106 Mahasiswa Magang di Konawe Dua Bulan Tak Terima Insentif dari PT VDNI, Kontrak Baru Dihapus

Penulis: Panji Pratama  •  Kamis, 25 Juni 2026 | 23:00:01 WIB
mahasiswa magang di Konawe belum menerima insentif selama dua bulan dari PT VDNI.

KONAWE — Insentif magang yang tertuang dalam kontrak kerja sama antara kampus dan perusahaan smelter nikel itu sejatinya menjadi hak 106 mahasiswa sejak April 2026. Namun, setelah dua bulan menjalani magang, pembayaran insentif tak kunjung direalisasikan.

Seorang mahasiswa magang berinisial A mengungkapkan bahwa pihak perusahaan beralasan terjadi kenaikan harga bahan baku sehingga dana operasional tidak mencukupi. “Namun, setelah magang berjalan dalam dua bulan, insentif kami tidak dibayarkan pihak perusahaan dengan alasan kenaikan harga bahan,” kata A kepada Kendariinfo, Senin (15/6/2026).

Isi Kontrak Awal dan Perubahan Sepihak

Kontrak pertama yang ditandatangani pada April 2026 memuat pemberian insentif Rp50 ribu per hari untuk seluruh mahasiswa magang. Mereka berasal dari tiga jurusan: 30 mahasiswa metalurgi, 41 mahasiswa sipil, dan 35 mahasiswa listrik.

Kontrak tersebut seharusnya berlaku hingga Agustus 2026. Namun, perusahaan justru menawarkan kontrak baru yang menghapus poin insentif. “Kami sudah mencoba menanyakan baik-baik, tetapi alasannya kekurangan dana dan akan membagikan kontrak magang terbaru tanpa memenuhi poin-poin kontrak lama,” ujar A.

Pilihan Sulit: Tanpa Insentif atau Tanpa Sertifikat

Para mahasiswa kini dihadapkan pada dua opsi. Pertama, melanjutkan magang dengan jam kerja dikurangi dan hanya mendapatkan sertifikat tanpa insentif. Kedua, tidak melanjutkan magang dan tidak mendapatkan apa pun—termasuk insentif dua bulan yang sudah dijalani maupun sertifikat.

“Kami sudah diberi pilihan lanjut atau tidak.
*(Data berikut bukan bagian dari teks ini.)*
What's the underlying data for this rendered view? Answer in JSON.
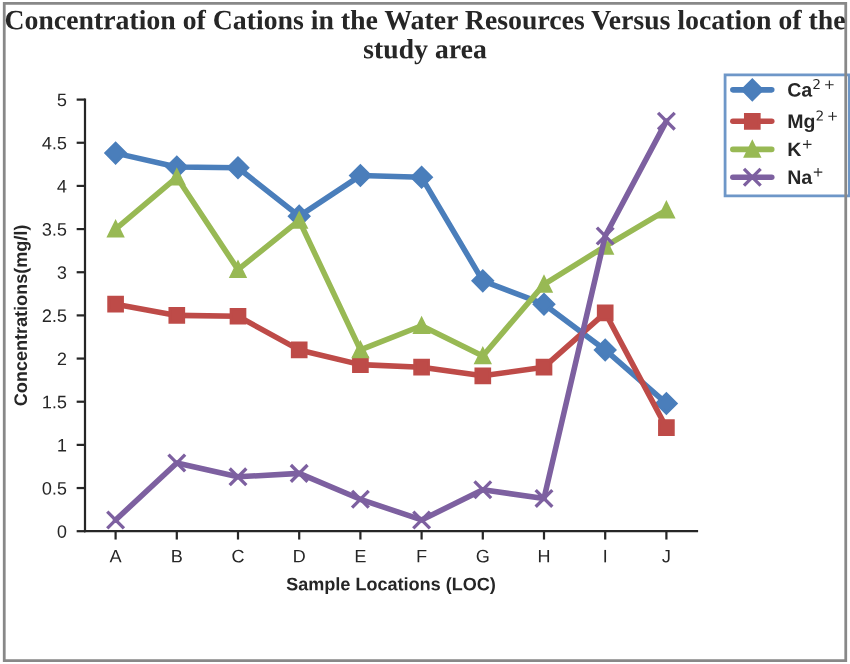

Kalau lanjut, jam kerja dikurangi dan dapat sertifikat. Sementara yang tidak lanjut tidak dapat apa-apa walaupun sudah magang selama dua bulan,” kata A.

Risiko Pekerjaan Tak Sesuai Kontrak

Selain persoalan insentif, A mengungkapkan bahwa pekerjaan yang dijalani di lapangan tidak sesuai dengan kontrak magang. Ia menyebut bekerja seperti kru umum dengan risiko tinggi yang tidak tercantum dalam perjanjian awal. Magang yang seharusnya menjadi ajang memperdalam ilmu dan pengalaman di industri smelter nikel justru berujung ketidakpastian.

Belum Ada Tanggapan Resmi dari PT VDNI

Hingga berita ini diturunkan, pihak PT VDNI belum memberikan pernyataan resmi. Humas PT VDNI, Bahar, juga belum merespons meskipun telah dihubungi oleh Kendariinfo pada Senin (22/6). Tidak ada konfirmasi terkait alasan keterlambatan pembayaran maupun rencana kontrak baru yang ditawarkan.

Apa Langkah Selanjutnya bagi 106 Mahasiswa?

Para mahasiswa masih menunggu kejelasan dari pihak kampus dan perusahaan. Tidak ada kepastian apakah insentif dua bulan yang sudah terhutang akan dibayarkan atau tidak. Sementara itu, masa magang yang tersisa hingga Agustus 2026 masih harus dijalani dengan status yang belum jelas.

Reporter: Panji Pratama
Sumber: kendariinfo.com This article was automatically rewritten by AI based on the source above without altering the facts of the original article.